Conditional probability: why is it defined like that?

So, you want to calculate the probability of an event knowing that another has happened. There is a formula for that, it is called conditional probability, but why is it the way it is? Let’s first write down the definition of conditional probability:

    \[\mathbb{P}(A | B) = \dfrac{\mathbb{P}(A \cap B)}{\mathbb{P}(B)}\]

We need to wonder: what does the happening of event B tell about the odds of happening of event A? How much more likely A becomes if B happens? Think in terms of how B affects A.

If A and B are independent, then knowing something about B will not tell us anything at all about A, at least not that we did not know already. In this case A \cap B is empty and thus \mathbb{P}(A | B) = \mathbb{P}(A). This makes sense! In fact, consider this example: how does me buying a copybook affects the likelihood that your grandma is going to buy a frying pan? It does not: the first event has no influence on the second, thus the conditional probability is just the same as the normal probability of the first event.

Sets no intersection

If A and B are not independent, several things can happen, and that is where things get interesting. We know that B happened, and we should now think as if B was our whole universe. The idea is: we already know what are the odds of A, right? It is just \mathbb{P}(A). But how do they increase if we know that we do not really have to consider all possible events, but just a subset of them? As an example, think of \mathbb{P}(\text{drawing a red ball}) versus \mathbb{P}(\text{drawing a red ball}) knowing that all balls are red. This makes a huge difference, right? (As an aside, that is what we mean when we say that probability is a measure of our ignorance.)

So anyway, now we ask: what is the probability of A? Well, it would just be \mathbb{P}(A), but we must account for the fact that we now live inside B, and everything that is outside it is as if it did not existed. So \mathbb{P}(A) actually becomes \mathbb{P}(A \cap B): we only care about the part of A that is inside B, because that is where we live now.

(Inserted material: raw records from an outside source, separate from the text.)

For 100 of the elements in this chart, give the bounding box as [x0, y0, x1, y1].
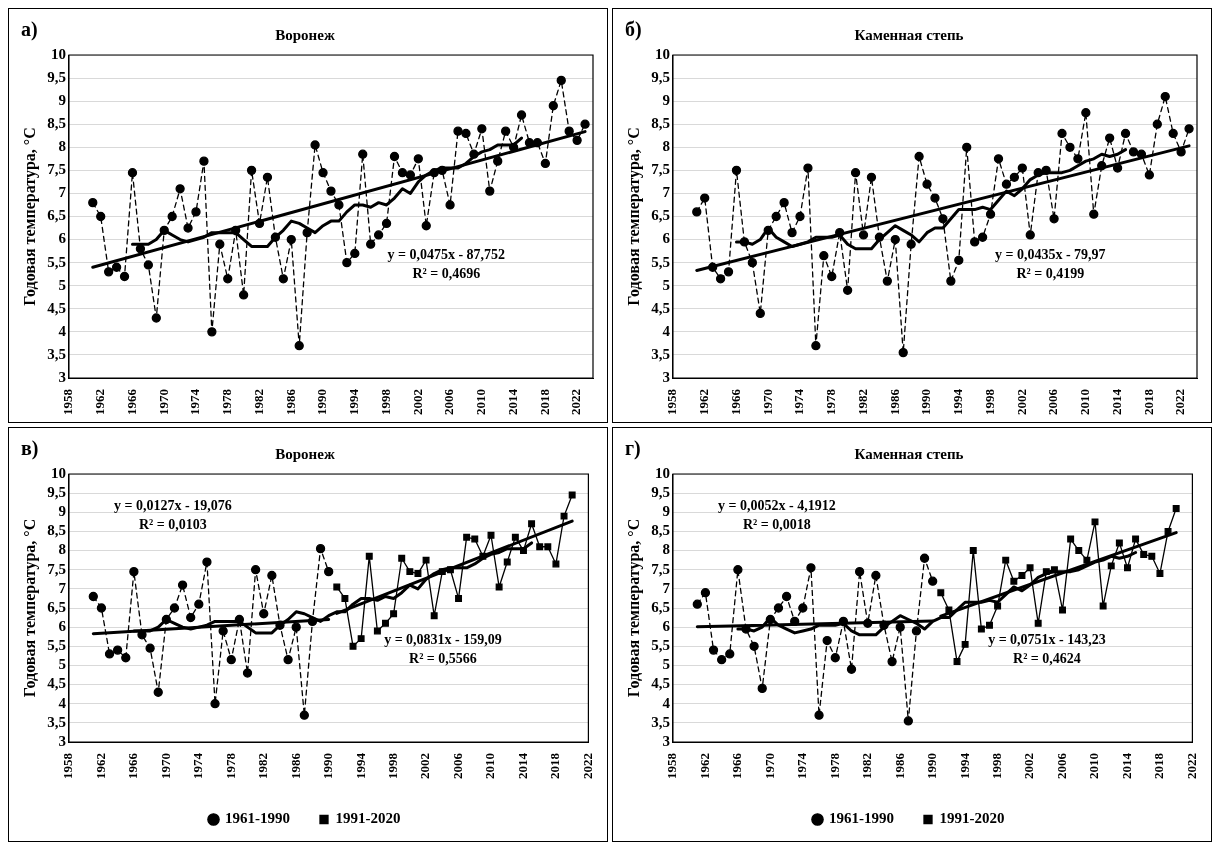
annotation: y = 0,0751x - 143,23: [988, 631, 1106, 647]
x-tick-label: 1982: [854, 389, 870, 415]
y-tick-label: 5: [58, 276, 66, 293]
x-tick-label: 2006: [1053, 752, 1069, 779]
y-tick-label: 9: [662, 92, 670, 109]
y-tick-label: 5: [662, 656, 670, 673]
annotation: R² = 0,4199: [1016, 265, 1085, 281]
y-tick-label: 5,5: [47, 253, 66, 270]
y-tick-label: 10: [50, 464, 66, 481]
x-tick-label: 1958: [664, 752, 680, 779]
y-axis-title: Годовая температура, °С: [20, 127, 39, 306]
y-tick-label: 3,5: [651, 345, 670, 362]
y-tick-label: 4,5: [651, 299, 670, 316]
x-tick-label: 2010: [1086, 753, 1102, 779]
x-tick-label: 1986: [287, 752, 303, 779]
y-tick-label: 5: [58, 656, 66, 673]
chart-title: Воронеж: [275, 26, 335, 43]
y-tick-label: 4: [662, 322, 671, 339]
legend-label: 1961-1990: [829, 810, 894, 827]
y-tick-label: 4: [58, 322, 67, 339]
x-tick-label: 1982: [255, 753, 271, 779]
x-tick-label: 2018: [1140, 388, 1156, 415]
y-tick-label: 9,5: [651, 68, 670, 85]
annotation: y = 0,0435x - 79,97: [994, 246, 1106, 262]
y-tick-label: 8: [58, 138, 66, 155]
y-tick-label: 7: [662, 184, 671, 201]
y-tick-label: 3: [58, 732, 66, 749]
x-tick-label: 2002: [409, 389, 425, 415]
y-tick-label: 4,5: [47, 299, 66, 316]
x-tick-label: 1962: [696, 389, 712, 415]
y-tick-label: 7: [662, 579, 671, 596]
y-tick-label: 8: [58, 541, 66, 558]
x-tick-label: 1978: [823, 388, 839, 415]
chart-title: Каменная степь: [854, 445, 964, 462]
x-tick-label: 1998: [988, 752, 1004, 779]
x-tick-label: 1966: [125, 752, 141, 779]
y-tick-label: 7,5: [651, 161, 670, 178]
y-tick-label: 5: [662, 276, 670, 293]
y-tick-label: 8: [662, 541, 670, 558]
x-tick-label: 1994: [956, 752, 972, 779]
x-tick-label: 2010: [482, 753, 498, 779]
y-axis-title: Годовая температура, °С: [624, 518, 643, 698]
y-tick-label: 6: [58, 618, 67, 635]
x-tick-label: 1974: [187, 388, 203, 415]
x-tick-label: 2006: [449, 752, 465, 779]
y-tick-label: 4: [662, 694, 671, 711]
annotation: y = 0,0052x - 4,1912: [718, 497, 836, 513]
x-tick-label: 1970: [155, 389, 171, 415]
y-tick-label: 8,5: [651, 115, 670, 132]
x-tick-label: 2002: [1013, 389, 1029, 415]
x-tick-label: 1986: [282, 388, 298, 415]
annotation: R² = 0,5566: [409, 650, 477, 666]
annotation: y = 0,0127x - 19,076: [114, 497, 232, 513]
y-tick-label: 9: [662, 503, 670, 520]
y-tick-label: 3: [58, 368, 66, 385]
x-tick-label: 1970: [759, 389, 775, 415]
y-tick-label: 6,5: [651, 598, 670, 615]
x-tick-label: 1990: [314, 389, 330, 415]
y-axis-title: Годовая температура, °С: [20, 518, 39, 698]
y-tick-label: 3,5: [651, 713, 670, 730]
y-tick-label: 4: [58, 694, 67, 711]
y-tick-label: 7,5: [47, 560, 66, 577]
y-tick-label: 9,5: [47, 68, 66, 85]
text: в): [21, 437, 39, 461]
annotation: R² = 0,0018: [742, 516, 811, 532]
y-tick-label: 9,5: [47, 484, 66, 501]
x-tick-label: 1970: [157, 753, 173, 779]
chart-title: Каменная степь: [854, 26, 964, 43]
x-tick-label: 2018: [1151, 752, 1167, 779]
x-tick-label: 1994: [346, 388, 362, 415]
annotation: R² = 0,4696: [412, 265, 481, 281]
y-tick-label: 5,5: [651, 637, 670, 654]
x-tick-label: 2006: [441, 388, 457, 415]
text: б): [625, 18, 642, 42]
x-tick-label: 2002: [1021, 753, 1037, 779]
x-tick-label: 2014: [504, 388, 520, 415]
legend-label: 1961-1990: [225, 810, 290, 827]
y-tick-label: 7,5: [651, 560, 670, 577]
y-tick-label: 6: [58, 230, 67, 247]
x-tick-label: 1978: [222, 752, 238, 779]
y-tick-label: 3,5: [47, 345, 66, 362]
x-tick-label: 1986: [886, 388, 902, 415]
x-tick-label: 1962: [92, 753, 108, 779]
x-tick-label: 1962: [92, 389, 108, 415]
x-tick-label: 1958: [664, 388, 680, 415]
y-tick-label: 8,5: [47, 115, 66, 132]
y-tick-label: 8,5: [651, 522, 670, 539]
x-tick-label: 1974: [190, 752, 206, 779]
y-tick-label: 6: [662, 230, 671, 247]
x-tick-label: 1998: [981, 388, 997, 415]
x-tick-label: 2022: [1183, 753, 1199, 779]
y-tick-label: 6,5: [47, 207, 66, 224]
x-tick-label: 1994: [352, 752, 368, 779]
x-tick-label: 2018: [536, 388, 552, 415]
x-tick-label: 1978: [826, 752, 842, 779]
x-tick-label: 2014: [514, 752, 530, 779]
x-tick-label: 1958: [60, 388, 76, 415]
y-tick-label: 10: [50, 45, 66, 62]
x-tick-label: 1986: [891, 752, 907, 779]
x-tick-label: 1990: [924, 753, 940, 779]
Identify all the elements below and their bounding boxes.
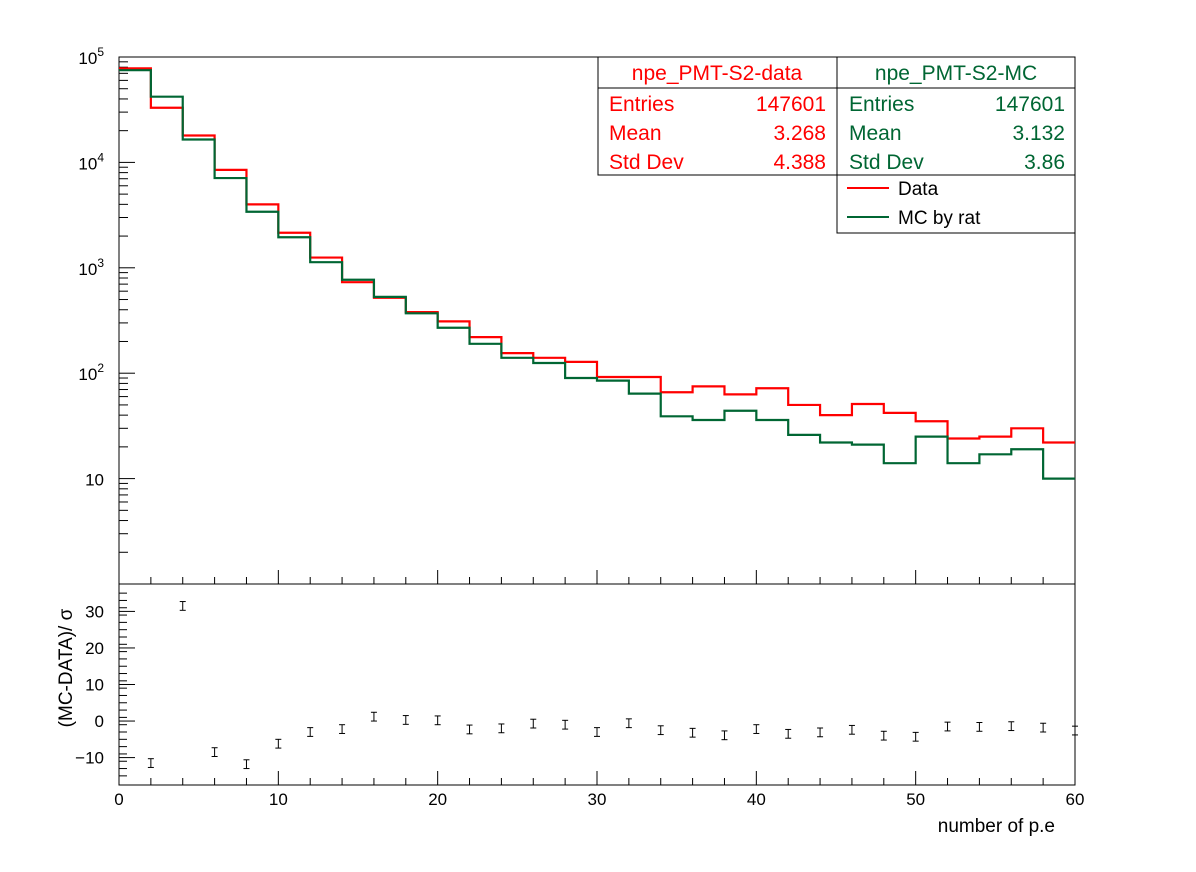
x-tick-labels: 0 10 20 30 40 50 60	[114, 790, 1084, 809]
y-tick-label: 105	[78, 45, 104, 68]
ratio-x-ticks	[118, 771, 1076, 785]
x-tick-label: 20	[428, 790, 447, 809]
stats-box-data-entries-label: Entries	[609, 93, 674, 116]
x-tick-label: 50	[906, 790, 925, 809]
stats-box-data-frame	[597, 56, 838, 176]
top-histogram-panel: 10 102 103 104 105 npe_PMT-S2-data Entries 1…	[78, 45, 1076, 585]
ratio-point	[466, 724, 473, 735]
y-axis-title: (MC-DATA)/ σ	[56, 608, 77, 727]
stats-box-data-title: npe_PMT-S2-data	[632, 62, 803, 85]
x-tick-label: 30	[588, 790, 607, 809]
ratio-point	[785, 728, 792, 739]
legend: Data MC by rat	[836, 174, 1076, 234]
ratio-point	[307, 727, 314, 737]
ratio-point	[944, 721, 951, 732]
ratio-point	[211, 747, 218, 757]
stats-box-data-stddev-label: Std Dev	[609, 151, 684, 174]
ratio-point	[817, 727, 824, 738]
stats-box-data-mean-label: Mean	[609, 122, 662, 145]
y-tick-label: 104	[78, 150, 104, 173]
ratio-point	[562, 719, 569, 730]
ratio-point	[657, 725, 664, 736]
ratio-panel: −10 0 10 20 30 0 10 20 30 40 50 60 number of p.e (…	[56, 583, 1084, 837]
ratio-point	[625, 718, 632, 729]
top-y-minor-ticks	[119, 61, 128, 553]
stats-box-mc-mean-label: Mean	[849, 122, 902, 145]
ratio-point	[976, 722, 983, 732]
ratio-point	[912, 731, 919, 742]
ratio-point	[848, 724, 855, 735]
ratio-point	[498, 723, 505, 734]
ratio-point	[594, 727, 600, 737]
ratio-point	[402, 715, 409, 725]
ratio-y-tick-label: 20	[85, 639, 104, 658]
ratio-y-ticks	[119, 592, 135, 777]
top-y-tick-labels: 10 102 103 104 105	[78, 45, 104, 490]
stats-box-data: npe_PMT-S2-data Entries 147601 Mean 3.26…	[597, 56, 838, 176]
x-axis-title: number of p.e	[938, 816, 1055, 837]
x-tick-label: 0	[114, 790, 123, 809]
stats-box-mc-mean-value: 3.132	[1012, 122, 1065, 145]
ratio-point	[1072, 725, 1078, 736]
y-tick-label: 102	[78, 361, 104, 384]
ratio-y-tick-label: 30	[85, 602, 104, 621]
legend-frame	[836, 174, 1076, 234]
ratio-point	[689, 727, 696, 738]
stats-box-mc-entries-label: Entries	[849, 93, 914, 116]
ratio-y-tick-labels: −10 0 10 20 30	[75, 602, 104, 767]
stats-box-mc-stddev-label: Std Dev	[849, 151, 924, 174]
ratio-point	[1008, 721, 1015, 732]
ratio-point	[370, 711, 377, 722]
legend-label-data: Data	[898, 179, 939, 200]
ratio-point	[1040, 722, 1047, 733]
ratio-point	[179, 601, 186, 611]
stats-box-data-stddev-value: 4.388	[773, 151, 826, 174]
stats-box-data-mean-value: 3.268	[773, 122, 826, 145]
x-tick-label: 60	[1066, 790, 1085, 809]
ratio-y-tick-label: −10	[75, 749, 104, 768]
histogram-line-mc	[119, 69, 1075, 480]
stats-box-mc-entries-value: 147601	[995, 93, 1065, 116]
legend-label-mc: MC by rat	[898, 208, 981, 229]
stats-box-mc-frame	[836, 56, 1076, 176]
stats-box-data-entries-value: 147601	[756, 93, 826, 116]
stats-box-mc: npe_PMT-S2-MC Entries 147601 Mean 3.132 …	[836, 56, 1076, 176]
ratio-point	[275, 738, 282, 749]
ratio-point	[243, 759, 250, 770]
ratio-point	[434, 715, 441, 726]
ratio-point	[147, 758, 154, 768]
y-tick-label: 10	[85, 471, 104, 490]
ratio-y-tick-label: 10	[85, 676, 104, 695]
ratio-points	[147, 601, 1078, 770]
stats-box-mc-title: npe_PMT-S2-MC	[875, 62, 1037, 85]
histogram-series	[119, 67, 1075, 480]
x-tick-label: 10	[269, 790, 288, 809]
ratio-point	[880, 730, 887, 741]
ratio-point	[339, 724, 346, 734]
ratio-point	[530, 718, 537, 729]
y-tick-label: 103	[78, 256, 104, 279]
ratio-y-tick-label: 0	[95, 712, 104, 731]
x-tick-label: 40	[747, 790, 766, 809]
stats-box-mc-stddev-value: 3.86	[1024, 151, 1065, 174]
ratio-point	[721, 730, 728, 741]
top-x-ticks	[118, 570, 1076, 584]
ratio-point	[753, 724, 760, 734]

But, there is a caveat. We are thinking as if B was the whole universe but, in terms of probabilities, it actually is not, because nobody has informed the probability distribution. In fact, we compute \mathbb{P}(A \cap B) precisely because we still live in the bigger universe, but we need to account for the fact that B is our real universe now. That is why we need a re-scaling factor: something that will scale \mathbb{P}(A \cap B) to make it numerically correct, to account for the fact that B is our current universe. This is what the \mathbb{P}(B) at the denominator does.

In fact, the factor \frac{1}{\mathbb{P}(B)} accounts for how much relevant the information that B happened is. If \mathbb{P}(B) = 1, it means that, for probability purposes, B = \omega – the switch of universe was just apparent! A further consequence is that \mathbb{P}(A \cap B) = \mathbb{P}(A), because A is basically inside B (apart from silly null-measure caveats). In turn, this has the consequence of making \mathbb{P}(A | B) = \mathbb{P}(A). This makes sense: if B is sure to happen, then what does it tell us about the odds of something else? As an example, if we are considering strings of digits (\omega), what is the likelihood that a certain string is made of ones or twos, knowing that it is made out of digits (B)? It sounds tautological, and it certainly is.

What about a \mathbb{P}(B) that is big, yet \leq 1? This is trickier, as it mostly depends on the interplay between \mathbb{P}(A \cap B) and \mathbb{P}(B). But you are not on a university level website to read about inverse proportionality, are you?

Another case worth inspection is when A \subset B. In that case,

    \[\mathbb{P}(A | B) = \dfrac{\mathbb{P}(A \cap B)}{\mathbb{P}(B)} = \dfrac{\mathbb{P}(B)}{\mathbb{P}(B)} = 1\]

A inside B

Makes sense, right? If B happened, and A is inside it, then clearly A must happen as well. If I bought a red umbrella, what are the odds that I bought a generic umbrella as a consequence? Full, yep.

Finally, let’s consider the case in which \mathbb{P}(B) is very small. Suppose that \mathbb{P}(B) = \epsilon and A \cap B \neq \emptyset. An \epsilon at the denominator will make the resulting fraction become significantly bigger.

B small

The idea here is that if B is very narrow, if it talks about something very unlikely, and it happened, this greatly influences the overall conditional probability. What are the odds that I get hospitalized in Japan as a 25 years old man? Very low. What are the odds that today there is an earthquake in Japan? Very low. What are the odds that I get hospitalized in Japan, knowing that today an earthquake happened? Quite high. That’s the idea: the more B is unlikely, the higher \mathbb{P}(A | B) tends to be. In a sense, the more narrow B is, the higher the amount of information it brings knowing that it happened.